Dopo la caduta di Ceausescu e la fine del regime comunista si è infatti persa una grande occasione per favorire l’integrazione dei rom alla società romena che, d’altro canto, è rimasta diffidente. «Lo Stato non ha fatto nessuna politica di integrazione c’è soltanto un accordo riguardo l’accesso all’istruzione superiore, una sorta di quota che consente a 2-3 ragazzi di etnia romanì di poter frequentare liceo e università anche con voti bassi», spiega suor Gabriela.
Ma non è così semplice, a quei livelli non ci arriva quasi nessuno. Quei pochi che riescono a studiare arrivano alla seconda forse anche terza elementare, ma non hanno vita facile: «Vengono emarginati e presi di mira dagli altri studenti» e finiscono per abbandonare quella che sembra essere una scommessa già persa in partenza. «Qui la gente ha poca fiducia nelle istituzioni», spiega George Jiglau, politologo e professore di scienze politiche all’università Babes-Boyai di Cluj-Napoca, tra le più prestigiose della Romania: «In questa regione c’è ancora un rapporto molto problematico tra cittadini e Stato e le istituzioni più in generale, incluse quelle scolastiche, vengono percepite in maniera negativa». Non è solo un fattore etnico-culturale, ma anche storico dato che nell’era comunista nelle scuole veniva fatta propaganda politica: «Oggi poi c’è un populismo molto diffuso, uno degli strascichi del comunismo».

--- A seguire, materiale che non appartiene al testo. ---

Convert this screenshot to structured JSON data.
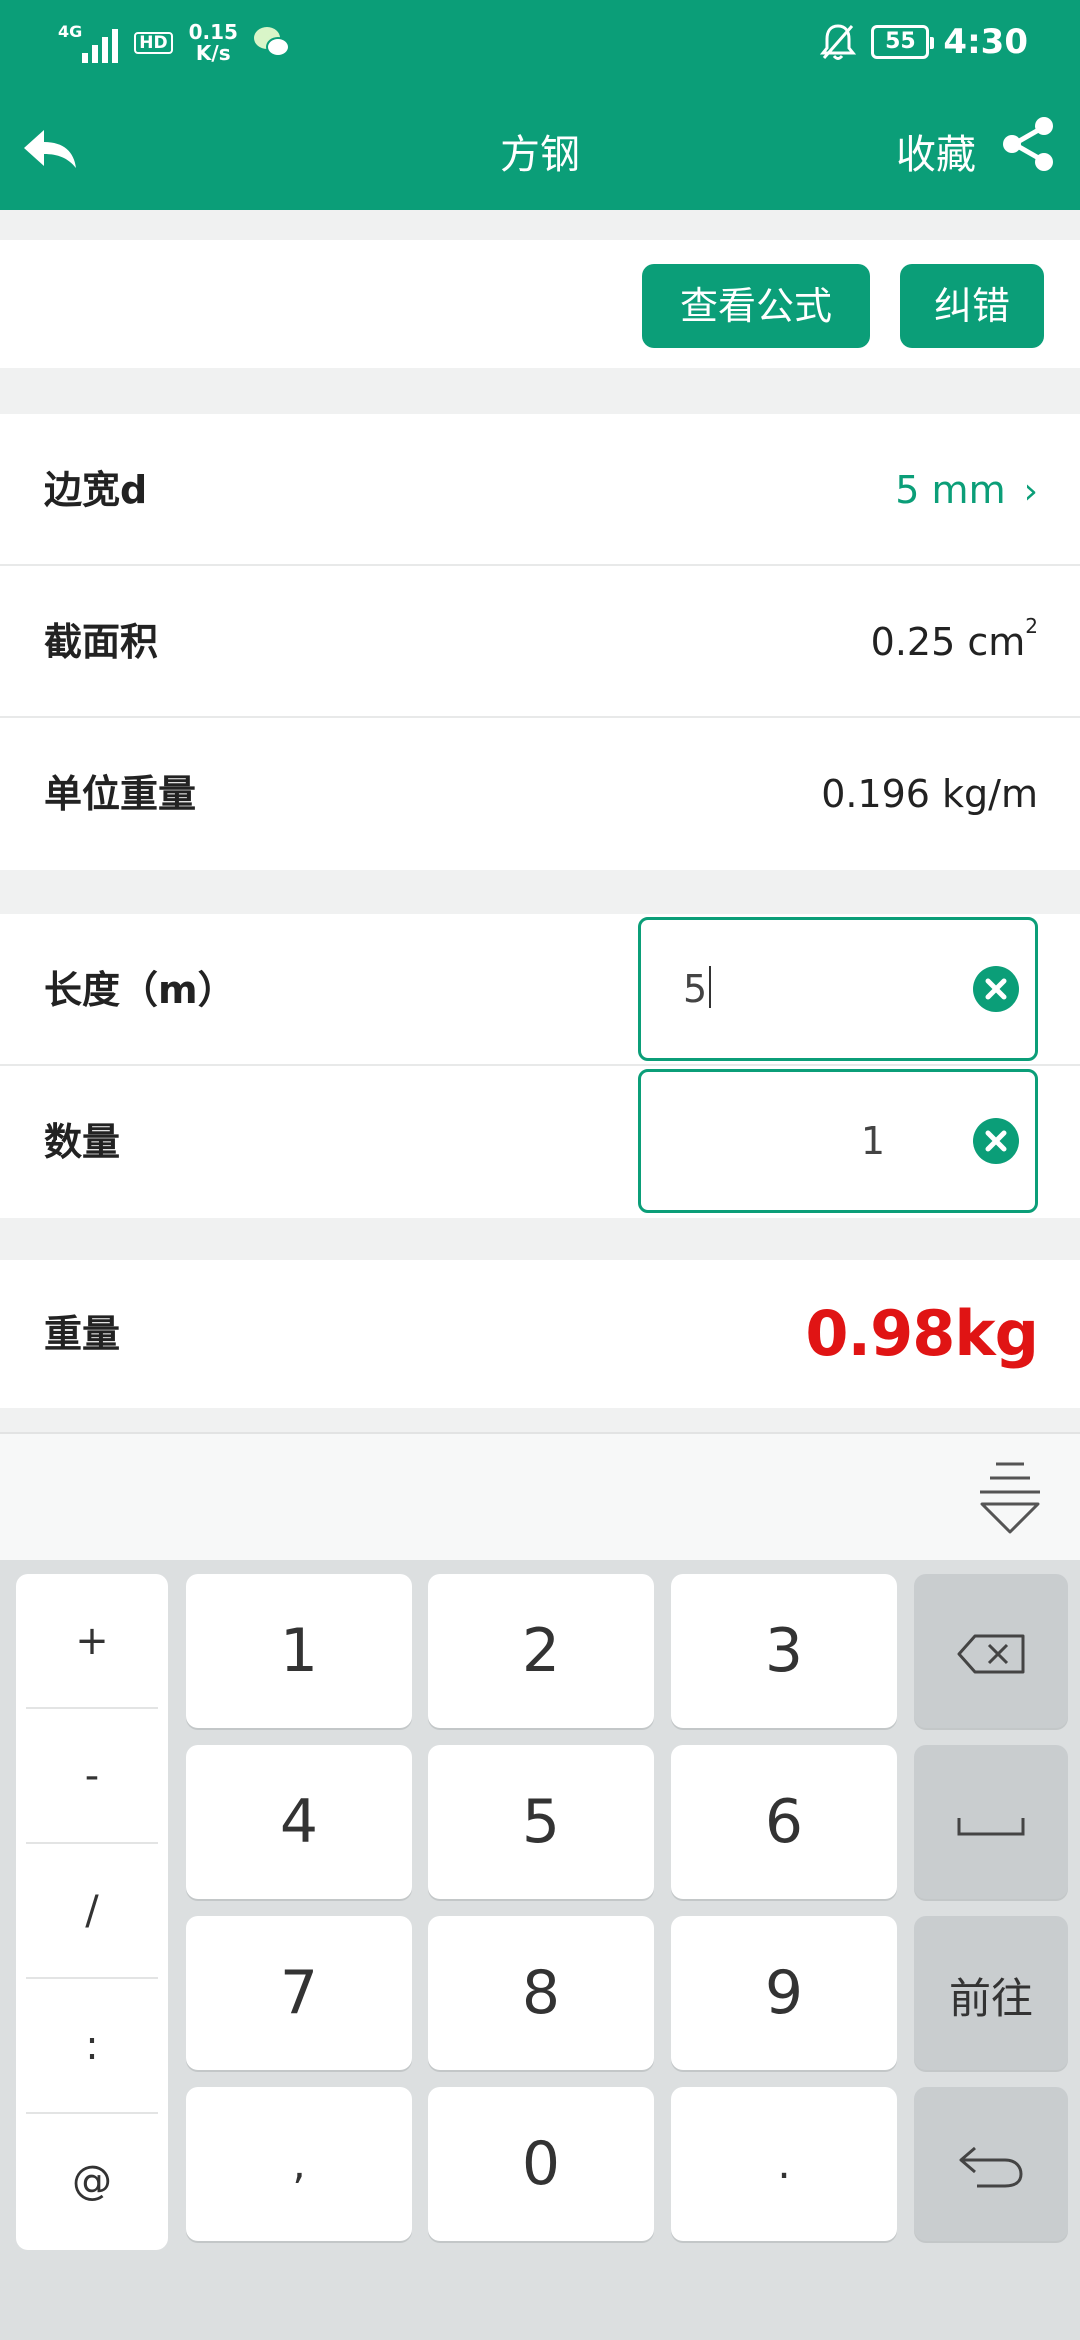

Nel 2011, dopo quasi un decennio di dibattito politico, è entrata in vigore una legge che porta da otto a quattordici gli anni di scuola dell’obbligo ma il tasso di analfabetismo rimane sempre elevato, soprattutto tra la popolazione rom delle aree rurali. «Sarà un lavoro lungo, i risultati certo non si possono vedere adesso, ma solamente con le prossime generazioni. Servirà molto tempo», puntualizza suor Gabriela. La formula dell’istruzione come strumento di emancipazione e riscatto sociale, unico appiglio salvavita capace di regalare un’opportunità ai bambini di Craica e chissà, «magari anche ai loro figli e ai figli dei loro figli». Con questa motivazione, suor Gabriela, arrivata a Baia Mare sette anni fa da Roman, una cittadina del nord-est della Romania a settanta chilometri dalla ben più nota Iasi, dopo essere stata responsabile di un centro diurno per ragazzi poveri e anziani, trascorre tutti i pomeriggi nelle aule de “La Centrale”, una scuola di strada allestita grazie all’interessamento e alla collaborazione della Fundatia de voluntari somaschi, un centro di educazione per l’integrazione sociale diretto da padre Albano Allocco, torinese, con alle spalle una lunga esperienza in situazioni di emarginazione, definite «difficili». Quest’anno sono riusciti a coinvolgere ottanta bambini: «Alcuni di loro la mattina frequentano persino la scuola ufficiale, ce ne sono due, tre in terza media e sette o otto in seconda media», dice orgogliosa. Suor Gabriela fa quel che può, consapevole che partecipare alle attività, fare gruppo, a questi bambini apre la mente, allarga gli orizzonti ma «non basta» perché molto, se non tutto, «dipende poi dalle famiglie, dall’ambiente circostante».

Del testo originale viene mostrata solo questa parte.